De Yolande Moreau
France/Belgique, 2012, 1h47
Festival de Cannes 2013, Quinzaine des réalisateurs.
Sortie en France le 4 décembre 2013.
avec Candy Ming, Pippo Delbono.
Étrange rencontre entre une jeune handicapée, très déterminée et un homme bien fatigué, pour une promenade, entre chien et loup, sur les plages du Nord.
Lorsqu’elle entre dans le film, elle n’a pas de nom propre, c’est juste « un papillon blanc », du nom de l’institution d’où elle vient, qui accueille des adultes handicapés mentaux, comme elle. Elle a été embauchée pour donner un coup de main dans un restaurant. Elle aura à cœur, pendant tout le reste du film, de devenir un vrai personnage, de prendre son envol de grande personne à part entière, d’avoir un nom à elle. Rosette. Comme sa lointaine cousine, la Rosetta des frères Dardenne, c’est une cabossée de la vie, dans un environnement qui l’est tout autant. Si elle ne porte pas de collants orange vif, comme elle, elle devra lutter pour imposer sa vision du monde.

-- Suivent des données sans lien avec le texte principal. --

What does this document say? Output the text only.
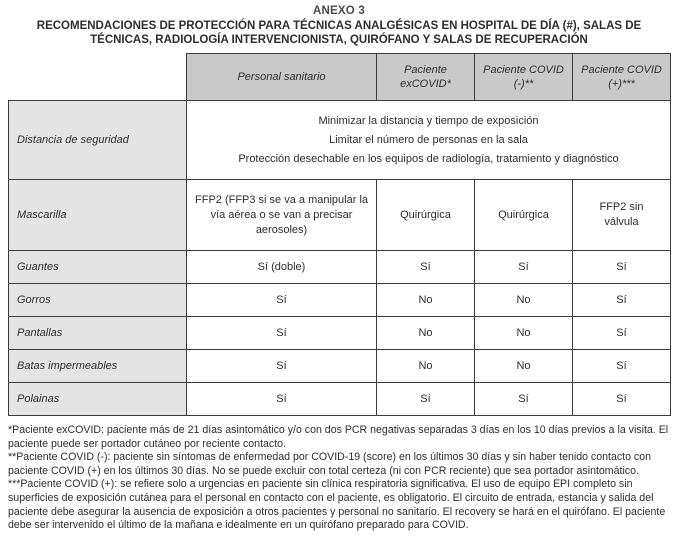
ANEXO 3
RECOMENDACIONES DE PROTECCIÓN PARA TÉCNICAS ANALGÉSICAS EN HOSPITAL DE DÍA (#), SALAS DE TÉCNICAS, RADIOLOGÍA INTERVENCIONISTA, QUIRÓFANO Y SALAS DE RECUPERACIÓN
	Personal sanitario	Paciente exCOVID*	Paciente COVID (-)**	Paciente COVID (+)***
Distancia de seguridad	Minimizar la distancia y tiempo de exposición
Limitar el número de personas en la sala
Protección desechable en los equipos de radiología, tratamiento y diagnóstico			

Mascarilla	FFP2 (FFP3 si se va a manipular la vía aérea o se van a precisar aerosoles)	Quirúrgica	Quirúrgica	FFP2 sin válvula
Guantes	Sí (doble)	Sí	Sí	Sí
Gorros	Sí	No	No	Sí
Pantallas	Sí	No	No	Sí
Batas impermeables	Sí	No	No	Sí
Polainas	Sí	Sí	Sí	Sí

*Paciente exCOVID: paciente más de 21 días asintomático y/o con dos PCR negativas separadas 3 días en los 10 días previos a la visita. El paciente puede ser portador cutáneo por reciente contacto.

**Paciente COVID (-): paciente sin síntomas de enfermedad por COVID-19 (score) en los últimos 30 días y sin haber tenido contacto con paciente COVID (+) en los últimos 30 días. No se puede excluir con total certeza (ni con PCR reciente) que sea portador asintomático.

***Paciente COVID (+): se refiere solo a urgencias en paciente sin clínica respiratoria significativa. El uso de equipo EPI completo sin superficies de exposición cutánea para el personal en contacto con el paciente, es obligatorio. El circuito de entrada, estancia y salida del paciente debe asegurar la ausencia de exposición a otros pacientes y personal no sanitario. El recovery se hará en el quirófano. El paciente debe ser intervenido el último de la mañana e idealmente en un quirófano preparado para COVID.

C’est le deuxième long-métrage de l’actrice et réalisatrice belge Yolande Moreau, après Quand la mer monte (2004). Elle pose son histoire chez elle, dans les brumes mélancoliques du Nord, où on trompe l’ennui avec des copains et beaucoup de bières. Le mal de vivre est poisseux comme les tables des cafés et si les fêlures sont minuscules, elles sont si nombreuses que ça fait vite un gros terril. Des personnages rudes, un peu bêtes mais pas méchants. Ils sont ancrés dans une sinistre réalité économique et sociale. Peu de dialogues, des images composées avec soin et, ça et là , des moments de grâce : le souffle d’un courant d’air dans un rideau de voile blanc, l’envol des pigeons voyageurs, la mer du Nord. Ou, à la sortie de l’église après un enterrement lorsque la seule musique qu’on entende est celle « d’un concert de lieux communs »

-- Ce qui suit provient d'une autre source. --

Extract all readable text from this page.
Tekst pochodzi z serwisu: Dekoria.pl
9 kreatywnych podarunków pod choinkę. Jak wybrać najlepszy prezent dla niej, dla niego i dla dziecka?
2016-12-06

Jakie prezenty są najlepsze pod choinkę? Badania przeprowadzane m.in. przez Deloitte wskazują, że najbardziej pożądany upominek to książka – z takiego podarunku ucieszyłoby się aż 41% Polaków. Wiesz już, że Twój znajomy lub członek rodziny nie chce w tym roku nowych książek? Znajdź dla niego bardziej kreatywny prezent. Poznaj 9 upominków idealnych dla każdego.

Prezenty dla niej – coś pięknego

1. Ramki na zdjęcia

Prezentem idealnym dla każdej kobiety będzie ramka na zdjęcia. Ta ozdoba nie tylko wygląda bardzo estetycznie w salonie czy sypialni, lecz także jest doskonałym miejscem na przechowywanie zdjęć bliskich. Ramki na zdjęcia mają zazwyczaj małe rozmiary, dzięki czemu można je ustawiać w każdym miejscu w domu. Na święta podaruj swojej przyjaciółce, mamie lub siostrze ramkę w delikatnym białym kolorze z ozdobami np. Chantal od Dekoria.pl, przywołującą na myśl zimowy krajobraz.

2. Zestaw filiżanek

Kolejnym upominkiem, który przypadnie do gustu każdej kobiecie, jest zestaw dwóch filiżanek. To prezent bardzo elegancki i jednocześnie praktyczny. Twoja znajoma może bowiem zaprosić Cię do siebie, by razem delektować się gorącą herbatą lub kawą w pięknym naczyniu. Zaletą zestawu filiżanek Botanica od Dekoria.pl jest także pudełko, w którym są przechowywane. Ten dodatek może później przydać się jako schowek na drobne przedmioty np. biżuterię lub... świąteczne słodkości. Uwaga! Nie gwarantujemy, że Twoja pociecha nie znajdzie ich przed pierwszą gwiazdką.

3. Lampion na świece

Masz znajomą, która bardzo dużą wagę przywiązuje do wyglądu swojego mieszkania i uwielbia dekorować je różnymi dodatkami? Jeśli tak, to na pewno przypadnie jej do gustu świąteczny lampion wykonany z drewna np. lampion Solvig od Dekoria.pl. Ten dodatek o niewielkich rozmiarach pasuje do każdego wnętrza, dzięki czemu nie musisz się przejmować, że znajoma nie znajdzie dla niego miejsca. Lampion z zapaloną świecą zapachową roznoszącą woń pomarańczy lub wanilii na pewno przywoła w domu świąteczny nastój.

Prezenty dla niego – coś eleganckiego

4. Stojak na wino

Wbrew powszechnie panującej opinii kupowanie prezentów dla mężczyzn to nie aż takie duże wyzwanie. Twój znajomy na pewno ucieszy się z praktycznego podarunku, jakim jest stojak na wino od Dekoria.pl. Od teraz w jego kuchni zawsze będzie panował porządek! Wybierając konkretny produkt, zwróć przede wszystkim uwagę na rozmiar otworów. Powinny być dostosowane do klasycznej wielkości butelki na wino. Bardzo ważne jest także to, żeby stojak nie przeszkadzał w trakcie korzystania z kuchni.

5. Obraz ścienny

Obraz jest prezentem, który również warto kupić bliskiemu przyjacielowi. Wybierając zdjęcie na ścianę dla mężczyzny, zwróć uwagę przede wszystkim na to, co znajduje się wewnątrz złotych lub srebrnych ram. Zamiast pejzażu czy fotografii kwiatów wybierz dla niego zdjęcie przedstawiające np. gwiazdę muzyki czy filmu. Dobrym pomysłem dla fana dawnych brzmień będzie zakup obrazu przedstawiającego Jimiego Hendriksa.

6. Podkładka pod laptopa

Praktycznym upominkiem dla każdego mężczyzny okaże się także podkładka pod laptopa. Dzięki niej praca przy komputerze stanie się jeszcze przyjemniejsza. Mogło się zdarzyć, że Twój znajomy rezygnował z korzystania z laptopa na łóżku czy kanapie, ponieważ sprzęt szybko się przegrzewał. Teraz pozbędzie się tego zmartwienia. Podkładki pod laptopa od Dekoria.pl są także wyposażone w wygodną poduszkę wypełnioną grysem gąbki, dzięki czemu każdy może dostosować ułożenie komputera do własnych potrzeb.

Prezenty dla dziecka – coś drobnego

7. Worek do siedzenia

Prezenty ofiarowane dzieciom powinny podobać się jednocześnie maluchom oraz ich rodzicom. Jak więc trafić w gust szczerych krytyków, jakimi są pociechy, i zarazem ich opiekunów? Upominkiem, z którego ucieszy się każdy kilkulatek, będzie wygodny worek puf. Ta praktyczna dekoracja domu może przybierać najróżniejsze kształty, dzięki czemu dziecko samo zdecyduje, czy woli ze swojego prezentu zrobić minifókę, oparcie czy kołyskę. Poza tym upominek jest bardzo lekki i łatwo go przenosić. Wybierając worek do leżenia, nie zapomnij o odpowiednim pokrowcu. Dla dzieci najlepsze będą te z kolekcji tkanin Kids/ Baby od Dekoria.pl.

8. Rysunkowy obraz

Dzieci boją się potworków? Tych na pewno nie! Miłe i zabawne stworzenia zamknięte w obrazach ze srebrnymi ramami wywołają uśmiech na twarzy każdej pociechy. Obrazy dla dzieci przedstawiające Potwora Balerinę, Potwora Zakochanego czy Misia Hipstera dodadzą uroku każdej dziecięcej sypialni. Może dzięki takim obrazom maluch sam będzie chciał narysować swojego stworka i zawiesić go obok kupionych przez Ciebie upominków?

Dans cette atmosphère burlesque, astringente et poétique, la tension du drame n’est jamais loin et les situations frisent parfois l’outrance, sans jamais y tomber. Comme tout le monde, Rosette veut être aimée, elle a envie d »une vie ordinaire, même si pour ça, elle doit mentir et manipuler les moins tenaces qu’elle, dont Henri, qui ne demandait rien. Yolande Moreau : « Les personnes handicapées mentales m’ont toujours fascinée. Ils sont le reflet de notre propre désarroi. J’ai senti très vite le danger, les pièges à éviter : je ne voulais pas dépeindre le monde des handicapés comme quelque chose de pseudo-poétique, de mignon. Je voulais un film âpre. Il me fallait les filmer à la bonne distance, proche mais sans sensiblerie ni mièvrerie. » Si le personnage de Rosette est interprétée par la chanteuse et actrice Ming, les autres handicapés le sont vraiment. Ils appartiennent à une troupe de théâtre et ont l’habitude de jouer. Lorsque la réalisatrice les a sollicité pour son film, ils ont été un peu déçu de voir qu’ils devaient jouer leur propre rôle.
Chez Yolande Moreau, la normalité est teintée d’un grain de folie et le handicap d’une saine énergie. Comme Henri, les hommes sont essorés par la misère économique et culturelle, par un trop plein de bière. Seule Rosette a encore l’envie et la force de changer le cours des choses. Un conte de fée un peu noir qui brouille les certitudes et pose de bonnes questions.